Sua vida era sempre a mesma. Acordava cedo, ia para o banho, tomava café da manhã, ia para a escola, almoçava tranqüilamente, ia para o trabalho, via as mesmas pessoas, passava pelo mesmo caminho, um café no meio da tarde e já era hora de ir embora. Chegava em casa e tudo continuava no mesmo lugar. Não tinha uma parede laranja na sala ou uma roxa no quarto; não tinha uma flor pregada na janela, nem uma estante cheia de CDs para poder escolher o que mais combinasse com seu estado de espírito. Tomou outro banho, comeu alguma coisa e foi se deitar.

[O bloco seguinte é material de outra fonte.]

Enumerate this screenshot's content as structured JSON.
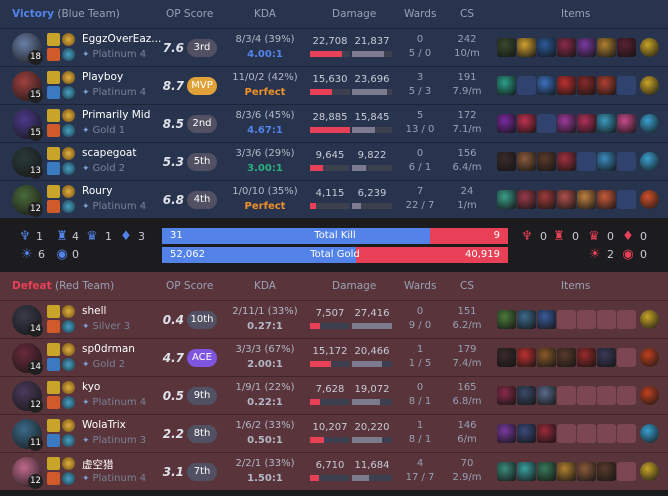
{
  "headers": {
    "op_score": "OP Score",
    "kda": "KDA",
    "damage": "Damage",
    "wards": "Wards",
    "cs": "CS",
    "items": "Items"
  },
  "blue_team": {
    "result": "Victory",
    "team_label": "(Blue Team)",
    "accent": "#5383e8",
    "players": [
      {
        "name": "EggzOverEaz...",
        "level": "18",
        "rank": "Platinum 4",
        "op_score": "7.6",
        "badge": "3rd",
        "kda_line": "8/3/4 (39%)",
        "kda_ratio": "4.00:1",
        "kda_color": "#5383e8",
        "dmg_dealt": "22,708",
        "dmg_dealt_frac": 0.79,
        "dmg_taken": "21,837",
        "dmg_taken_frac": 0.8,
        "wards": "0",
        "wards_detail": "5 / 0",
        "cs": "242",
        "cs_per_min": "10/m",
        "champ_color": "#6a7fa8",
        "items": [
          "#384a2e",
          "#d0a030",
          "#2a5a9a",
          "#8a2a4a",
          "#7a3aa0",
          "#b08030",
          "#5a2030"
        ],
        "trinket": "#c8a428"
      },
      {
        "name": "Playboy",
        "level": "15",
        "rank": "Platinum 4",
        "op_score": "8.7",
        "badge": "MVP",
        "kda_line": "11/0/2 (42%)",
        "kda_ratio": "Perfect",
        "kda_color": "#f0902a",
        "dmg_dealt": "15,630",
        "dmg_dealt_frac": 0.54,
        "dmg_taken": "23,696",
        "dmg_taken_frac": 0.87,
        "wards": "3",
        "wards_detail": "5 / 3",
        "cs": "191",
        "cs_per_min": "7.9/m",
        "champ_color": "#a04040",
        "items": [
          "#2aa08a",
          "empty",
          "#3a70c0",
          "#c03030",
          "#8a2a2a",
          "#b04030",
          "empty"
        ],
        "trinket": "#c8a428"
      },
      {
        "name": "Primarily Mid",
        "level": "15",
        "rank": "Gold 1",
        "op_score": "8.5",
        "badge": "2nd",
        "kda_line": "8/3/6 (45%)",
        "kda_ratio": "4.67:1",
        "kda_color": "#5383e8",
        "dmg_dealt": "28,885",
        "dmg_dealt_frac": 1.0,
        "dmg_taken": "15,845",
        "dmg_taken_frac": 0.58,
        "wards": "5",
        "wards_detail": "13 / 0",
        "cs": "172",
        "cs_per_min": "7.1/m",
        "champ_color": "#4a3a8a",
        "items": [
          "#7a2aa0",
          "#c03050",
          "empty",
          "#9a3a9a",
          "#b0305a",
          "#3a9ac0",
          "#c84a8a"
        ],
        "trinket": "#3aa0d0"
      },
      {
        "name": "scapegoat",
        "level": "13",
        "rank": "Gold 2",
        "op_score": "5.3",
        "badge": "5th",
        "kda_line": "3/3/6 (29%)",
        "kda_ratio": "3.00:1",
        "kda_color": "#2daf7f",
        "dmg_dealt": "9,645",
        "dmg_dealt_frac": 0.33,
        "dmg_taken": "9,822",
        "dmg_taken_frac": 0.36,
        "wards": "0",
        "wards_detail": "6 / 1",
        "cs": "156",
        "cs_per_min": "6.4/m",
        "champ_color": "#2a3a3a",
        "items": [
          "#3a2a2a",
          "#8a5a3a",
          "#5a3a2a",
          "#a03040",
          "empty",
          "#3a8ac0",
          "empty"
        ],
        "trinket": "#3aa0d0"
      },
      {
        "name": "Roury",
        "level": "12",
        "rank": "Platinum 4",
        "op_score": "6.8",
        "badge": "4th",
        "kda_line": "1/0/10 (35%)",
        "kda_ratio": "Perfect",
        "kda_color": "#f0902a",
        "dmg_dealt": "4,115",
        "dmg_dealt_frac": 0.14,
        "dmg_taken": "6,239",
        "dmg_taken_frac": 0.23,
        "wards": "7",
        "wards_detail": "22 / 7",
        "cs": "24",
        "cs_per_min": "1/m",
        "champ_color": "#4a6a3a",
        "items": [
          "#3aa08a",
          "#9a3a4a",
          "#a03a3a",
          "#b0504a",
          "#c08040",
          "#c85a3a",
          "empty"
        ],
        "trinket": "#d0502a"
      }
    ]
  },
  "red_team": {
    "result": "Defeat",
    "team_label": "(Red Team)",
    "accent": "#e84057",
    "players": [
      {
        "name": "shell",
        "level": "14",
        "rank": "Silver 3",
        "op_score": "0.4",
        "badge": "10th",
        "kda_line": "2/11/1 (33%)",
        "kda_ratio": "0.27:1",
        "kda_color": "#b4b8c6",
        "dmg_dealt": "7,507",
        "dmg_dealt_frac": 0.26,
        "dmg_taken": "27,416",
        "dmg_taken_frac": 1.0,
        "wards": "0",
        "wards_detail": "9 / 0",
        "cs": "151",
        "cs_per_min": "6.2/m",
        "champ_color": "#3a3a4a",
        "items": [
          "#4a7a3a",
          "#3a6a8a",
          "#3a5a9a",
          "empty",
          "empty",
          "empty",
          "empty"
        ],
        "trinket": "#c8a428"
      },
      {
        "name": "sp0drman",
        "level": "14",
        "rank": "Gold 2",
        "op_score": "4.7",
        "badge": "ACE",
        "kda_line": "3/3/3 (67%)",
        "kda_ratio": "2.00:1",
        "kda_color": "#b4b8c6",
        "dmg_dealt": "15,172",
        "dmg_dealt_frac": 0.53,
        "dmg_taken": "20,466",
        "dmg_taken_frac": 0.75,
        "wards": "1",
        "wards_detail": "1 / 5",
        "cs": "179",
        "cs_per_min": "7.4/m",
        "champ_color": "#6a2a3a",
        "items": [
          "#3a2a2a",
          "#c03030",
          "#8a5a2a",
          "#5a3a2a",
          "#9a2a2a",
          "#3a3a5a",
          "empty"
        ],
        "trinket": "#c04020"
      },
      {
        "name": "kyo",
        "level": "12",
        "rank": "Platinum 4",
        "op_score": "0.5",
        "badge": "9th",
        "kda_line": "1/9/1 (22%)",
        "kda_ratio": "0.22:1",
        "kda_color": "#b4b8c6",
        "dmg_dealt": "7,628",
        "dmg_dealt_frac": 0.26,
        "dmg_taken": "19,072",
        "dmg_taken_frac": 0.7,
        "wards": "0",
        "wards_detail": "8 / 1",
        "cs": "165",
        "cs_per_min": "6.8/m",
        "champ_color": "#4a3a5a",
        "items": [
          "#8a2a4a",
          "#3a4a6a",
          "#5a6a8a",
          "empty",
          "empty",
          "empty",
          "empty"
        ],
        "trinket": "#c04020"
      },
      {
        "name": "WolaTrix",
        "level": "11",
        "rank": "Platinum 3",
        "op_score": "2.2",
        "badge": "8th",
        "kda_line": "1/6/2 (33%)",
        "kda_ratio": "0.50:1",
        "kda_color": "#b4b8c6",
        "dmg_dealt": "10,207",
        "dmg_dealt_frac": 0.35,
        "dmg_taken": "20,220",
        "dmg_taken_frac": 0.74,
        "wards": "1",
        "wards_detail": "8 / 1",
        "cs": "146",
        "cs_per_min": "6/m",
        "champ_color": "#3a6a8a",
        "items": [
          "#7a3aa0",
          "#3a4a7a",
          "#9a2a3a",
          "empty",
          "empty",
          "empty",
          "empty"
        ],
        "trinket": "#3aa0d0"
      },
      {
        "name": "虚空猎",
        "level": "12",
        "rank": "Platinum 4",
        "op_score": "3.1",
        "badge": "7th",
        "kda_line": "2/2/1 (33%)",
        "kda_ratio": "1.50:1",
        "kda_color": "#b4b8c6",
        "dmg_dealt": "6,710",
        "dmg_dealt_frac": 0.23,
        "dmg_taken": "11,684",
        "dmg_taken_frac": 0.43,
        "wards": "4",
        "wards_detail": "17 / 7",
        "cs": "70",
        "cs_per_min": "2.9/m",
        "champ_color": "#c06a8a",
        "items": [
          "#3a8a7a",
          "#3aa0a0",
          "#3a7a5a",
          "#b08030",
          "#8a5a3a",
          "#5a3a2a",
          "empty"
        ],
        "trinket": "#c8a428"
      }
    ]
  },
  "summary": {
    "total_kill_label": "Total Kill",
    "total_gold_label": "Total Gold",
    "blue_kills": "31",
    "red_kills": "9",
    "kill_share_blue": 0.775,
    "blue_gold": "52,062",
    "red_gold": "40,919",
    "gold_share_blue": 0.56,
    "blue_objectives": {
      "baron": "1",
      "dragon": "4",
      "herald": "1",
      "tower": "3",
      "grub": "6",
      "inhib": "0"
    },
    "red_objectives": {
      "baron": "0",
      "dragon": "0",
      "herald": "0",
      "tower": "0",
      "grub": "2",
      "inhib": "0"
    }
  }
}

Um vento chato, que a incomodava, retardou o sono. Virou-se e revirou-se na cama até encontrá-lo perdido nas entranhas de um dia que nunca mudava, que era sempre o mesmo, morno e sem graça.
De repente o dia amanheceu, os raios de sol entraram pela janela sem cortina e a fizeram acordar com o corpo quente. Uma ducha fria e tudo estaria resolvido. Mas espera aí! Ela nunca tomava banho frio, sentia-se sem ar quando um jato gelado caía sobre sua cabeça. Entrou no banheiro, mudou a chave do chuveiro para verão e, finalmente, acordou.
Saiu de lá sorrindo, sem entender muito bem o que estava acontecendo. Quando chegou ao trabalho, tudo continuou do mesmo jeito até a hora do café. Aquele momento esperado, porque ela sabe que já se passou metade do dia e que dali um pouco poderá voltar para sua casa com as paredes brancas que deveriam ser coloridas.
Mas o café foi diferente. Encontrou um homem que conhecia apenas de vista e ficaram horas conversando. Dialogaram sobre a vida, sobre o amor, sobre a saudade, sobre o casamento, sobre decisões, sobre trabalho. Ele a convidou para sair. Ela disse que não podia porque seu namorado ligaria mais tarde. Voltaram para seus trabalhos.
Que droga! – pensou ela -. Por que eu tenho que ficar esperando ele ligar? Pegou o telefone discou os números e ninguém atendeu. Procurou o homem do café e aceitou o convite para sair.
Foram para um lugar tranqüilo, longe, onde ficaram conversando à meia luz sobre as mesmas coisas que já haviam conversado. Em pouco tempo se conheceram por completo. Fizeram confissões, choraram mágoas, riram, sorriram, ficaram sérios, se tocaram. Olhares se encontravam enquanto as mãos se procuravam. Ela tinha medo. Como seria sua vida se as coisas mudassem? Será que ia gostar da parede laranja? Ele a tocava e ela abaixava a cabeça. Ele a acariciava forte, deixando seus cabelos escorrerem por entre suas mãos fortes e bem feitas.
Saíram do bar e se abraçaram forte na porta do carro. Ele a apertava e ela não se movia. Ficou com a cabeça apoiada em seus ombros enquanto ele beijava seu pescoço, sua nuca e a abraçava cada vez mais forte. Ela fugia. Não queria deixar os olhos se encontrarem. Ele a segurava com mais força. Ela arfava cada vez mais forte. Finalmente os olhos se encontraram. Ela fechou os seus e deixou que tudo acontecesse.
O despertador tocou na mesma hora de sempre. Ela ainda tinha sono, mas pulou da cama muito rápido. Naquela noite tudo tinha mudado. Tomou um banho frio e saiu sem café da manhã. Parou o carro na porta de uma loja e comprou duas latas de tinta: uma laranja e outra roxa.